Des mathématiciens viennent de démontrer qu’il est en théorie possible de concevoir des « ordinateurs », ou machines de Turing universelles, à partir d’un fluide. Conséquence : déterminer la trajectoire d’une particule de fluide à long terme serait un problème indécidable.
Le 10 janvier 1992, pris dans une tempête sur l’océan Pacifique, un bateau perdit une partie de sa cargaison : 29 000 petits canards en plastique tombèrent à la mer et explorèrent le monde. On retrouva quelques mois plus tard certains de ces Friendly Floatees sur les rives de l’Alaska, puis, plus tard, au Japon. Certains traversèrent le détroit de Béring, l’océan Arctique et finirent leur périple sur les rives de l’Angleterre en 2007, soit quinze ans plus tard. L’océanographe Curtis Ebbesmeyer les a rendus célèbres en les utilisant pour analyser les courants marins.
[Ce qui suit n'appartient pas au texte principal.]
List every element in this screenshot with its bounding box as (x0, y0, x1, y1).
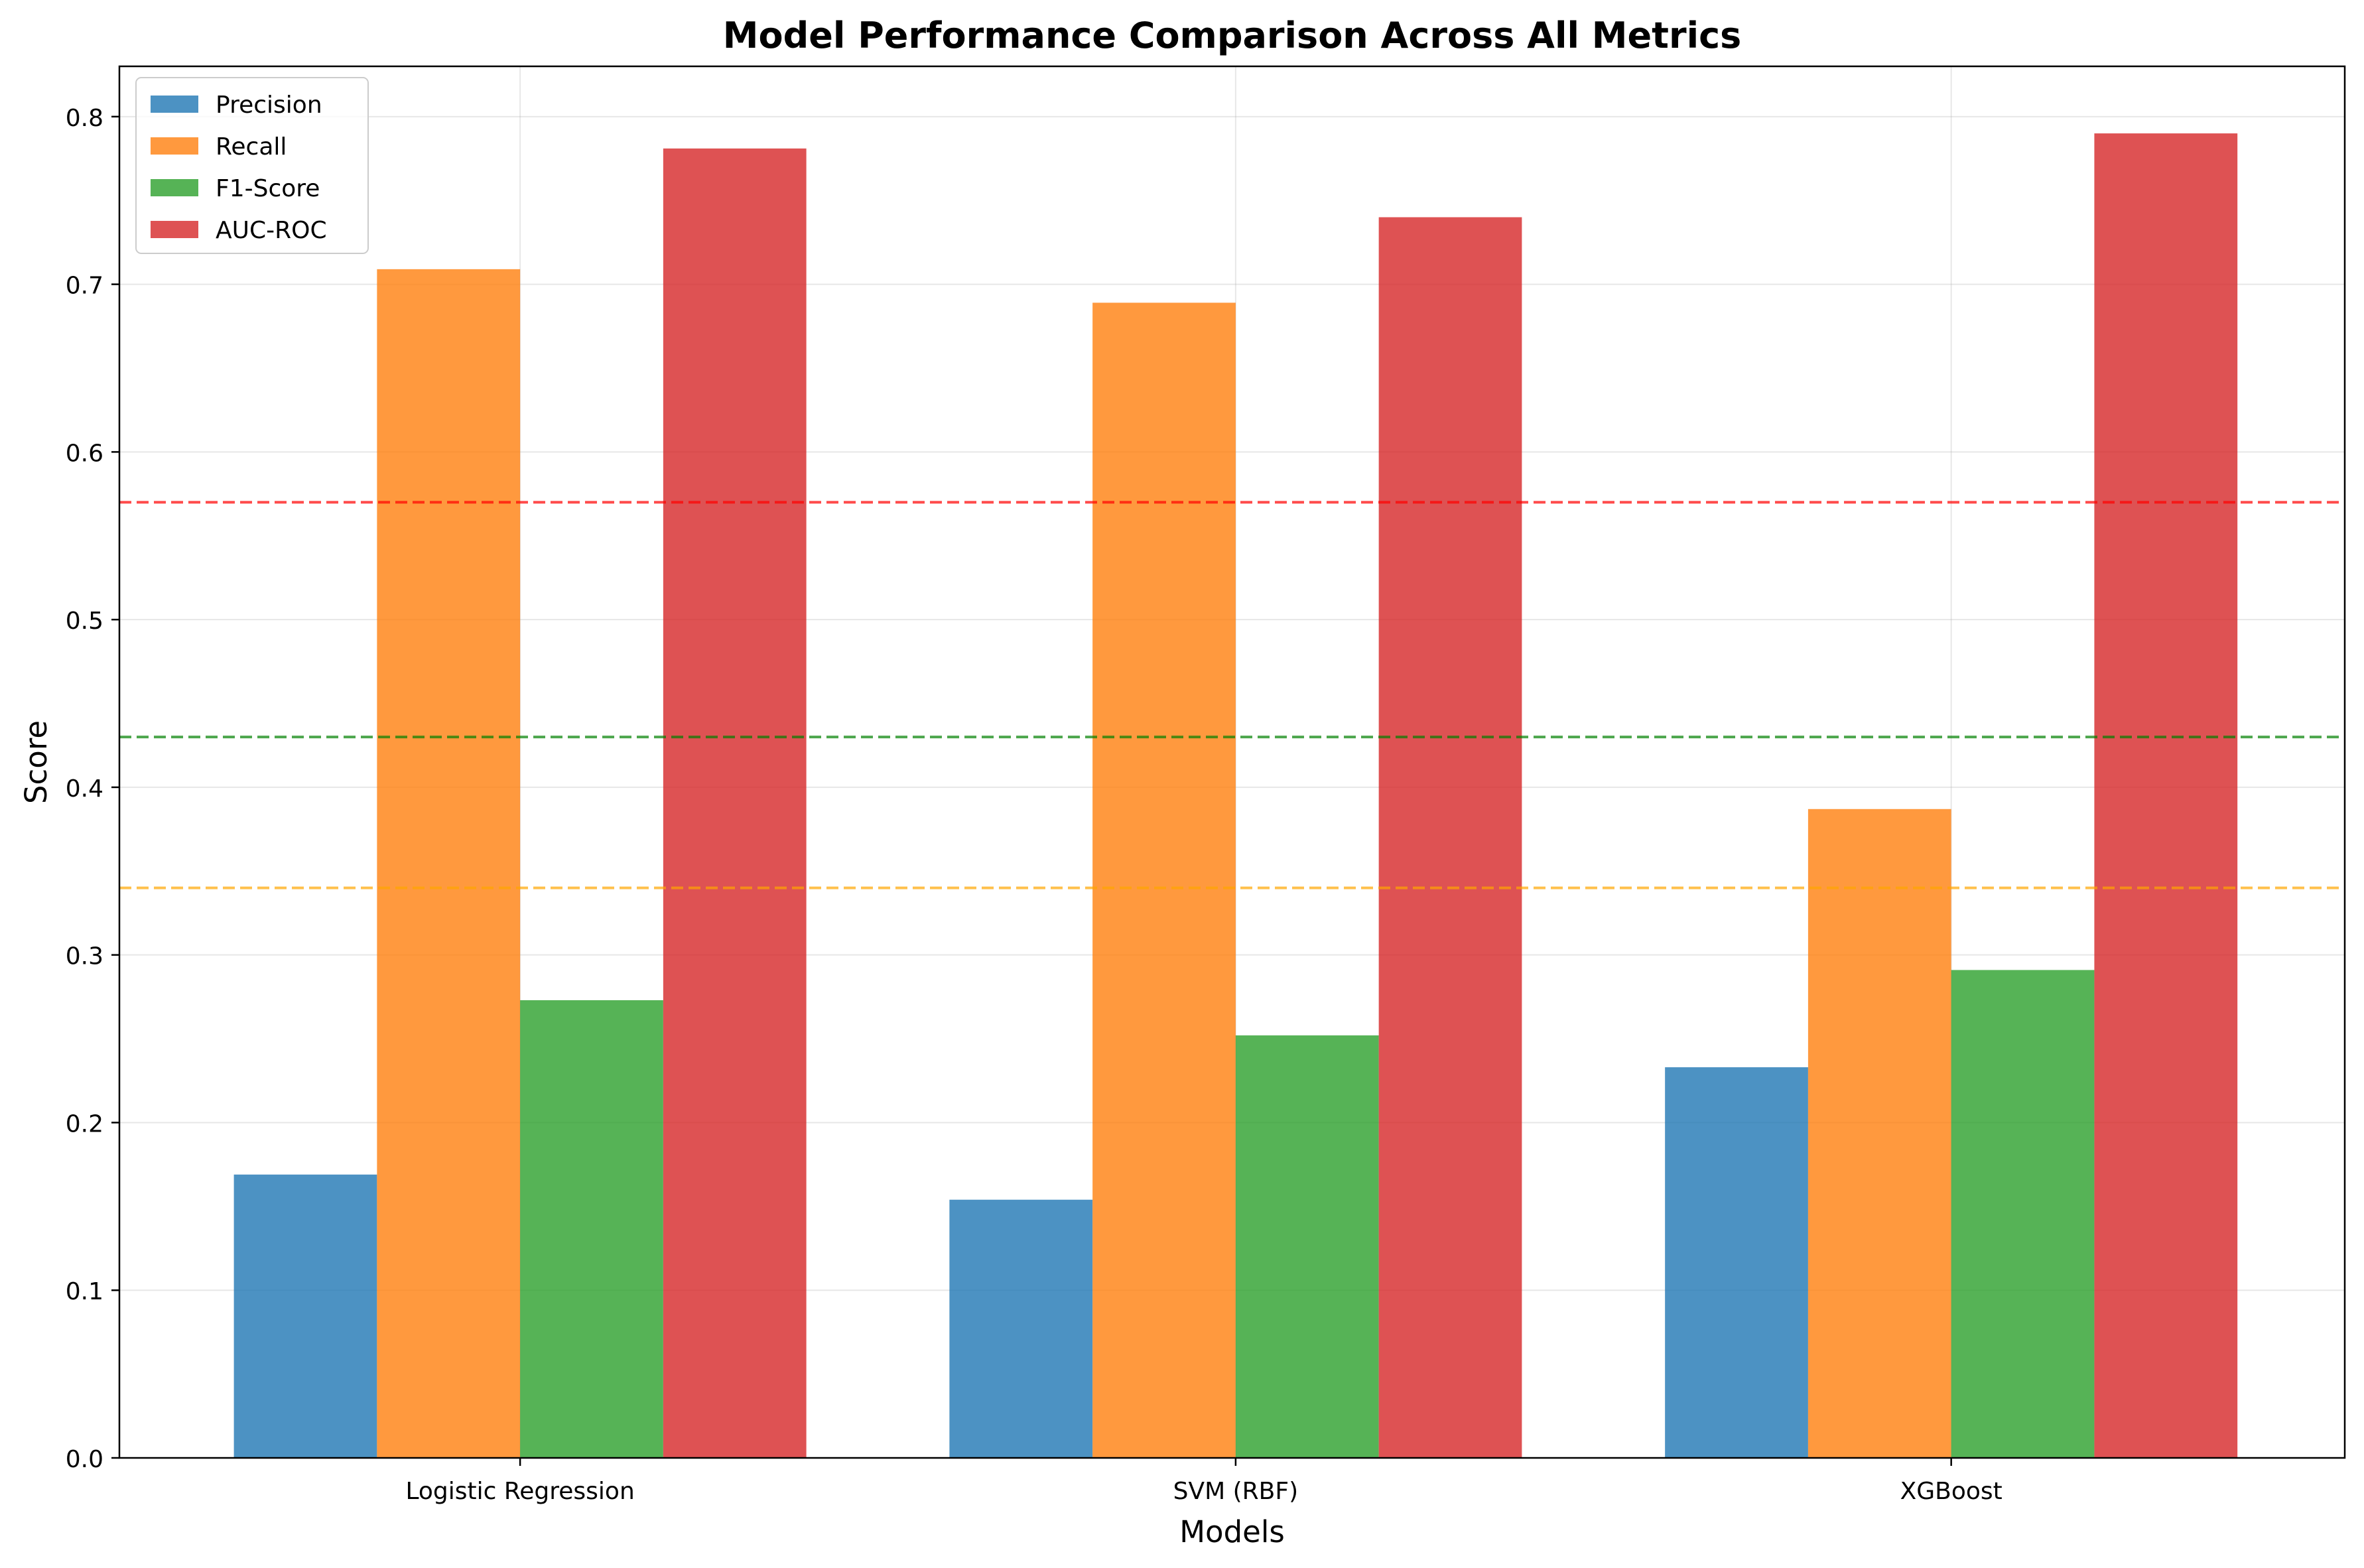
legend-label: Recall (216, 133, 287, 161)
y-tick-label: 0.5 (66, 608, 103, 635)
legend-swatch (151, 137, 198, 155)
legend-box (135, 77, 369, 254)
bar-precision (949, 1199, 1093, 1458)
bar-recall (1807, 809, 1951, 1458)
x-tick-label: Logistic Regression (405, 1478, 634, 1505)
plot-frame (118, 65, 2346, 1459)
y-axis-label: Score (19, 720, 54, 804)
axes: 0.0 0.1 0.2 0.3 0.4 0.5 0.6 0.7 0.8 Logistic Regr… (66, 105, 2003, 1505)
bar-f1-score (1235, 1035, 1379, 1458)
x-tick-label: XGBoost (1900, 1478, 2003, 1505)
bar-precision (1665, 1067, 1808, 1458)
y-tick-label: 0.2 (66, 1110, 103, 1138)
y-tick-label: 0.6 (66, 440, 103, 467)
bar-recall (377, 269, 521, 1458)
y-tick-label: 0.7 (66, 273, 103, 300)
bar-precision (233, 1174, 377, 1458)
chart-title: Model Performance Comparison Across All … (723, 15, 1741, 56)
bar-auc-roc (2094, 133, 2238, 1459)
y-tick-label: 0.0 (66, 1446, 103, 1473)
legend-label: AUC-ROC (216, 217, 327, 244)
x-axis-label: Models (1179, 1514, 1285, 1549)
legend-swatch (151, 96, 198, 113)
bar-f1-score (520, 1000, 663, 1458)
x-tick-label: SVM (RBF) (1173, 1478, 1299, 1505)
bar-auc-roc (1378, 217, 1522, 1458)
legend-label: Precision (216, 92, 322, 119)
y-tick-label: 0.3 (66, 943, 103, 970)
bar-f1-score (1951, 970, 2095, 1458)
y-tick-label: 0.1 (66, 1278, 103, 1305)
bar-recall (1092, 302, 1236, 1458)
reference-lines (119, 501, 2345, 889)
y-tick-label: 0.4 (66, 775, 103, 803)
legend: Precision Recall F1-Score AUC-ROC (135, 77, 369, 254)
legend-swatch (151, 221, 198, 238)
legend-label: F1-Score (216, 175, 320, 202)
bars (233, 133, 2238, 1459)
y-tick-label: 0.8 (66, 105, 103, 132)
bar-auc-roc (663, 148, 807, 1459)
legend-swatch (151, 179, 198, 196)
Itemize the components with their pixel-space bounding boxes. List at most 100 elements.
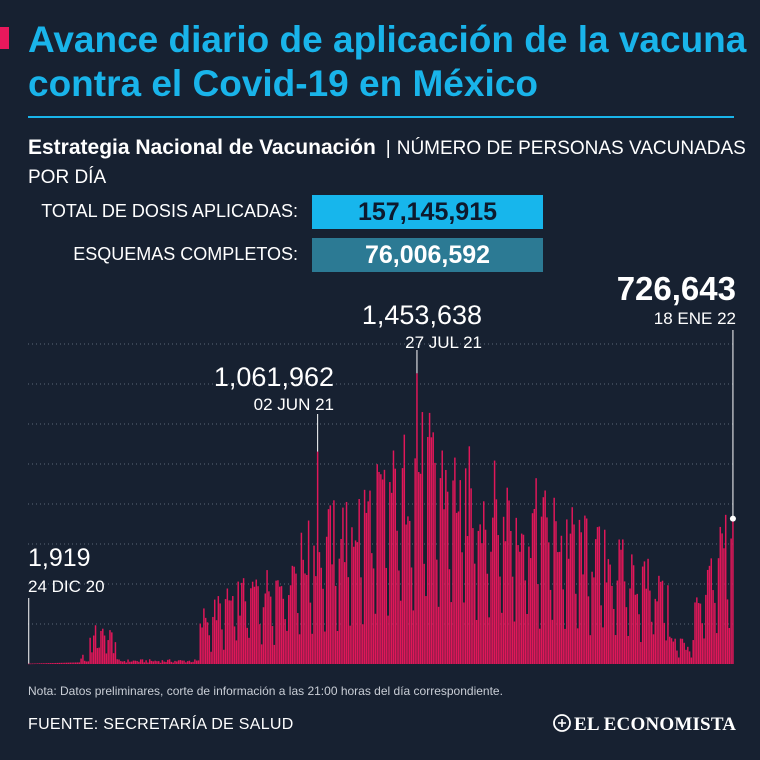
- bar: [538, 628, 541, 664]
- bar: [29, 663, 32, 665]
- bar: [286, 630, 288, 664]
- bar: [546, 517, 548, 664]
- bar: [315, 576, 317, 664]
- bar: [696, 597, 698, 664]
- bar: [42, 663, 44, 664]
- bar: [663, 622, 666, 664]
- bar: [212, 616, 214, 664]
- bar: [251, 581, 254, 664]
- bar: [670, 638, 673, 664]
- bar: [282, 598, 285, 664]
- bar: [201, 627, 203, 664]
- bar: [248, 637, 250, 664]
- bar: [329, 505, 332, 664]
- bar: [443, 509, 445, 664]
- bar: [446, 491, 449, 664]
- chart-title: Avance diario de aplicación de la vacuna…: [28, 19, 747, 104]
- bar: [455, 512, 458, 664]
- bar: [701, 623, 703, 664]
- bar: [374, 613, 377, 664]
- bar: [486, 573, 489, 664]
- bar: [83, 660, 86, 664]
- bar: [107, 640, 109, 664]
- total-doses-label: TOTAL DE DOSIS APLICADAS:: [41, 201, 298, 221]
- bar: [419, 473, 422, 664]
- complete-schemes-value: 76,006,592: [312, 238, 543, 272]
- chart-bars: [28, 373, 734, 665]
- bar: [159, 662, 162, 664]
- complete-schemes-label: ESQUEMAS COMPLETOS:: [73, 244, 298, 264]
- bar: [602, 627, 604, 664]
- bar: [587, 596, 590, 664]
- bar: [150, 660, 153, 664]
- bar: [192, 661, 194, 664]
- bar: [235, 640, 238, 664]
- bar: [483, 501, 485, 664]
- title-divider: [28, 116, 734, 118]
- bar: [105, 653, 108, 664]
- bar: [488, 617, 490, 664]
- bar: [158, 661, 160, 664]
- bar: [580, 532, 582, 664]
- bar: [125, 662, 127, 664]
- bar: [515, 517, 517, 664]
- bar: [268, 591, 270, 664]
- bar: [273, 644, 276, 664]
- bar: [295, 573, 297, 664]
- bar: [441, 450, 443, 664]
- bar: [318, 552, 321, 664]
- bar: [264, 593, 267, 664]
- bar: [325, 536, 328, 664]
- bar: [127, 659, 129, 664]
- bar: [56, 662, 59, 664]
- bar: [333, 500, 335, 664]
- bar: [410, 567, 413, 664]
- bar: [418, 472, 420, 664]
- bar: [343, 562, 346, 664]
- bar: [262, 607, 265, 664]
- bar: [37, 663, 39, 664]
- bar: [416, 373, 418, 664]
- bar: [204, 617, 207, 664]
- annotation-date-label: 27 JUL 21: [405, 333, 482, 352]
- bar: [148, 659, 151, 664]
- bar: [464, 468, 467, 664]
- bar: [280, 586, 283, 664]
- bar: [690, 657, 693, 664]
- bar: [116, 659, 118, 664]
- bar: [703, 638, 705, 664]
- bar: [51, 663, 53, 664]
- bar: [168, 659, 171, 664]
- bar: [681, 638, 684, 664]
- bar: [623, 581, 626, 664]
- bar: [46, 663, 48, 664]
- bar: [199, 623, 202, 664]
- bar: [181, 660, 183, 664]
- bar: [567, 558, 570, 664]
- bar: [44, 663, 46, 664]
- bar: [513, 621, 516, 664]
- bar: [558, 551, 561, 664]
- bar: [540, 516, 543, 664]
- bar: [528, 546, 530, 664]
- bar: [452, 480, 454, 664]
- bar: [390, 492, 393, 664]
- bar: [354, 540, 357, 664]
- bar: [380, 474, 382, 664]
- bar: [223, 649, 225, 664]
- bar: [437, 606, 440, 664]
- bar: [427, 436, 429, 664]
- bar: [562, 589, 564, 664]
- bar: [327, 509, 330, 664]
- bar: [428, 412, 431, 664]
- bar: [269, 596, 272, 664]
- bar: [60, 662, 62, 664]
- bar: [569, 533, 572, 664]
- bar: [89, 637, 91, 664]
- bar: [277, 580, 279, 664]
- bar: [239, 615, 241, 664]
- bar: [138, 661, 140, 664]
- bar: [55, 662, 57, 664]
- bar: [504, 541, 507, 664]
- bar: [360, 577, 362, 664]
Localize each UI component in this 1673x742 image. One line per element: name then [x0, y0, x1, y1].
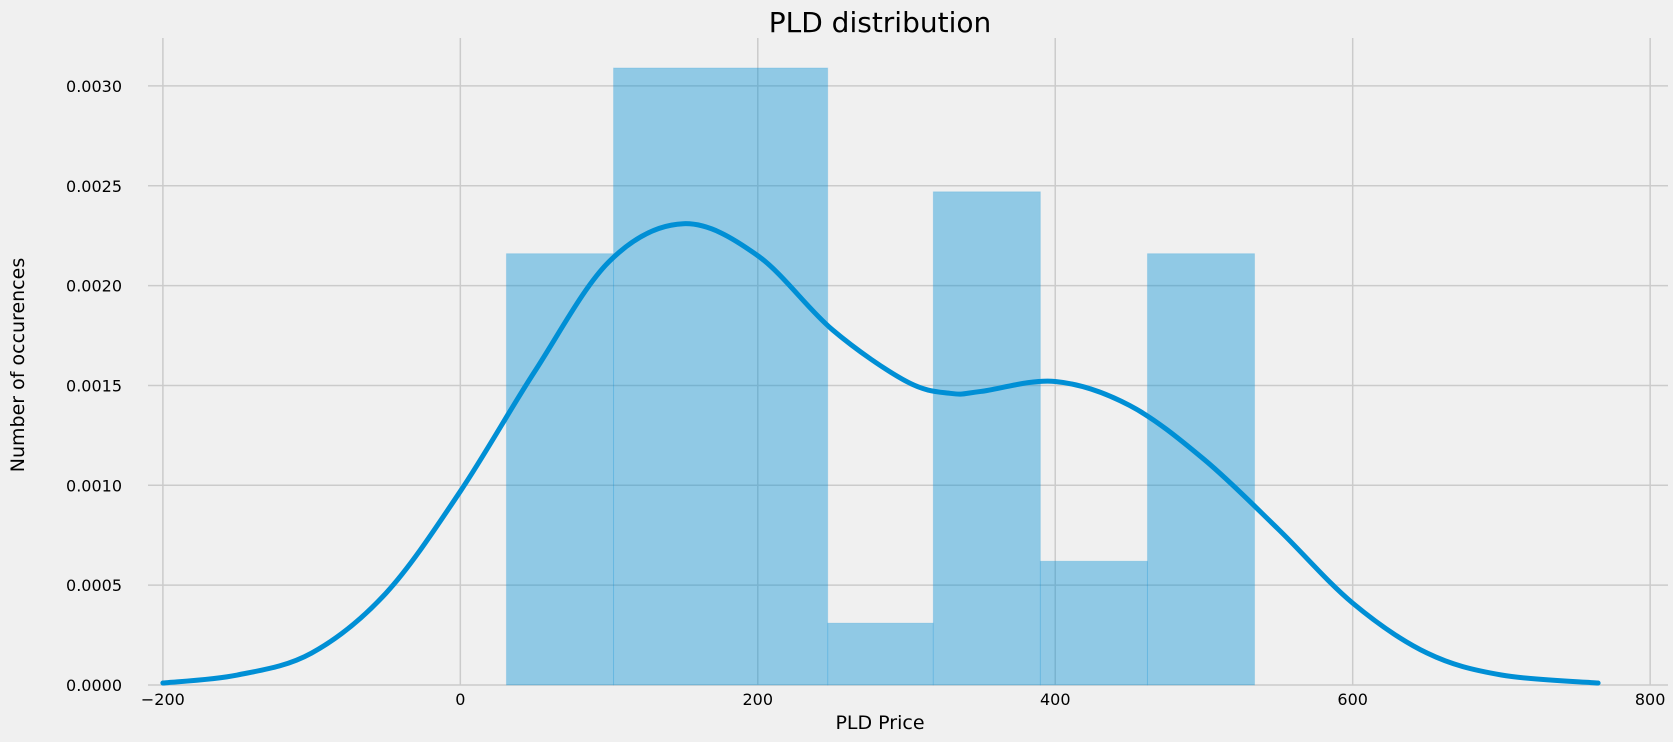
- x-tick-label: −200: [141, 690, 185, 709]
- x-axis-label: PLD Price: [835, 712, 924, 734]
- y-tick-labels: 0.0000 0.0005 0.0010 0.0015 0.0020 0.0025 0.00…: [66, 77, 122, 695]
- histogram-bar: [827, 622, 934, 686]
- x-tick-label: 800: [1635, 690, 1666, 709]
- y-tick-label: 0.0000: [66, 676, 122, 695]
- y-tick-label: 0.0025: [66, 177, 122, 196]
- y-tick-label: 0.0010: [66, 476, 122, 495]
- histogram-bars: [505, 67, 1256, 686]
- x-tick-label: 0: [455, 690, 465, 709]
- y-tick-label: 0.0015: [66, 376, 122, 395]
- kde-line: [160, 221, 1601, 686]
- y-tick-label: 0.0030: [66, 77, 122, 96]
- y-axis-label: Number of occurences: [7, 258, 29, 472]
- chart-title: PLD distribution: [769, 6, 992, 39]
- histogram-bar: [613, 67, 829, 686]
- x-tick-labels: −200 0 200 400 600 800: [141, 690, 1666, 709]
- histogram-bar: [1039, 560, 1148, 686]
- histogram-bar: [505, 253, 615, 686]
- grid: [148, 38, 1668, 686]
- histogram-bar: [932, 191, 1041, 686]
- histogram-bar: [1146, 253, 1256, 686]
- x-tick-label: 200: [743, 690, 774, 709]
- y-tick-label: 0.0005: [66, 576, 122, 595]
- x-tick-label: 600: [1337, 690, 1368, 709]
- y-tick-label: 0.0020: [66, 277, 122, 296]
- x-tick-label: 400: [1040, 690, 1071, 709]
Mais aurait-il été possible de déterminer la trajectoire des canards depuis leur point de départ ? L’exercice semble difficile. Les courants océaniques font partie de ces systèmes chaotiques qu’il est possible de décrire mathématiquement avec les équations de Navier-Stokes, mais dont la sensibilité des solutions aux conditions initiales est si extrême qu’il est en pratique impossible de dire où les courants emporteront chacun des canards. Une équipe composée d’Eva Miranda, de l’université polytechnique de Catalogne (UPC) à Barcelone et de l’observatoire de Paris, de Robert Cardona, de l’UPC, et de Daniel Peralta Salas et Francisco Presas, de l’Institut des sciences mathématiques, à Madrid, montre aujourd’hui que l’impossibilité de déterminer la trajectoire d’un de ces canards perdus dans l’océan est bien plus fondamentale : c’est un problème indécidable.